Do you have a mentor (or did you earlier on)?
Yes, my English professor during my undergraduate time at Merrimack College, Dr. MaryKay Mahoney. I was a business major in college with huge dreams of becoming a writer. It just never occurred to me that I could actually pursue that dream.
I came from a very practical family with not a lot of money, and the idea of becoming a writer was about the equivalent of going to Hollywood and becoming the next Julia Roberts. It just wasn’t within the realm of possibility for me.
But MaryKay told me that I owed it to myself to pursue my writing, that I was very talented, and that she knew if I tried I could do it. No one had ever said anything like that to me before. Not so coincidentally, I dedicated Deadly Little Secret to her and to my mother.
For years, I worked in a writers group that I really loved, but then people started doing other things and taking breaks, and so I went back to working on my own.
For Deadly Little Lies, I swapped first draft pages with Stacy DeKeyser, author of Jump the Tracks (Flux, 2008). I really like getting feedback on my work. I think it’s important to get that perspective. I get so close to my work and I like having someone there to ask just the right questions along the way.
How has publishing changed since you first entered the field?
It feels as though the young adult market has quadrupled since I first started. It’s exciting. There are so many more options for teens to read than when I was a young adult, which makes more opportunities for writers.
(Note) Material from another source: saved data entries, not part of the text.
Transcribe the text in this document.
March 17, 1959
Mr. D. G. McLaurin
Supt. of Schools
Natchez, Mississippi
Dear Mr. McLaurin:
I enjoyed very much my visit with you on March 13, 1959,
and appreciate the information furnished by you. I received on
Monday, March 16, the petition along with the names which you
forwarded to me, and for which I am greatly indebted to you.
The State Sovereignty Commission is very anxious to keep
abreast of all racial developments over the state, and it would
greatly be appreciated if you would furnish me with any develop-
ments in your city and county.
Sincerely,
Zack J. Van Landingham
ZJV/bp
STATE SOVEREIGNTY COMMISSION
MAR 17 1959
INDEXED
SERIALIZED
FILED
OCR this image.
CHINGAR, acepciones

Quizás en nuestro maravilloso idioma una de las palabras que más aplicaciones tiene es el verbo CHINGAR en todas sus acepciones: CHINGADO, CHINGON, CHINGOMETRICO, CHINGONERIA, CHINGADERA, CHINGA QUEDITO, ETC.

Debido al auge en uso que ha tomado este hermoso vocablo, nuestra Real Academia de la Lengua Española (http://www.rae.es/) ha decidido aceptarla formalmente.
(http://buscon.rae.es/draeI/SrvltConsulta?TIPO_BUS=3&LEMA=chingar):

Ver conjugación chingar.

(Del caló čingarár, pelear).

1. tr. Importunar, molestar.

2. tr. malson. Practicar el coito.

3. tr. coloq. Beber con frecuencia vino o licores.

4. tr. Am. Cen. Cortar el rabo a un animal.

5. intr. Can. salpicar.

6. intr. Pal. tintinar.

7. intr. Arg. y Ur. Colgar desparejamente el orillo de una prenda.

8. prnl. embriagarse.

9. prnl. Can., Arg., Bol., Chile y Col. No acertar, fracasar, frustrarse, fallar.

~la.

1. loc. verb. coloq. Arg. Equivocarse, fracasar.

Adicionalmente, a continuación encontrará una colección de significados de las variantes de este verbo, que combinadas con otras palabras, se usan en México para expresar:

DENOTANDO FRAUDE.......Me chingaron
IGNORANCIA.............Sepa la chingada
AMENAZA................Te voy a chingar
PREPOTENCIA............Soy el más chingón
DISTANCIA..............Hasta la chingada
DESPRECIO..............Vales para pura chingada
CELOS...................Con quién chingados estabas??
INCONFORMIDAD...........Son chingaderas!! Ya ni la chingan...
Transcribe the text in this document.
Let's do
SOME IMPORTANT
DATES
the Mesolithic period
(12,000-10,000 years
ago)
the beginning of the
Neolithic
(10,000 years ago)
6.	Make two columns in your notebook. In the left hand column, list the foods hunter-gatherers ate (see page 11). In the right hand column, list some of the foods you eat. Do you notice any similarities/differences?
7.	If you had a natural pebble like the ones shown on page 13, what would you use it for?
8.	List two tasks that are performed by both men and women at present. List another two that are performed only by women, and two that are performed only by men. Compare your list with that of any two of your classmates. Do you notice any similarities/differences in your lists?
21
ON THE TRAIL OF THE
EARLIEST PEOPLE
I never imagined having the opportunity to write graphic novel, being able to return to my love of screenwriting (I wrote the draft in screenplay format), and having the opportunity to work with an illustrator. But I was able to do just that with Black is for Beginnings, the fifth book in my Blue is for Nightmares Series (Flux, 2009).
If you could go back in time and talk to your beginning-writer self, what would you tell her?
I think she managed pretty well on her own, though I would tell her to have a bit more confidence. Looking back there are indeed some things I would have changed, but I’ve learned a lot since then, and I think I’m better for the process.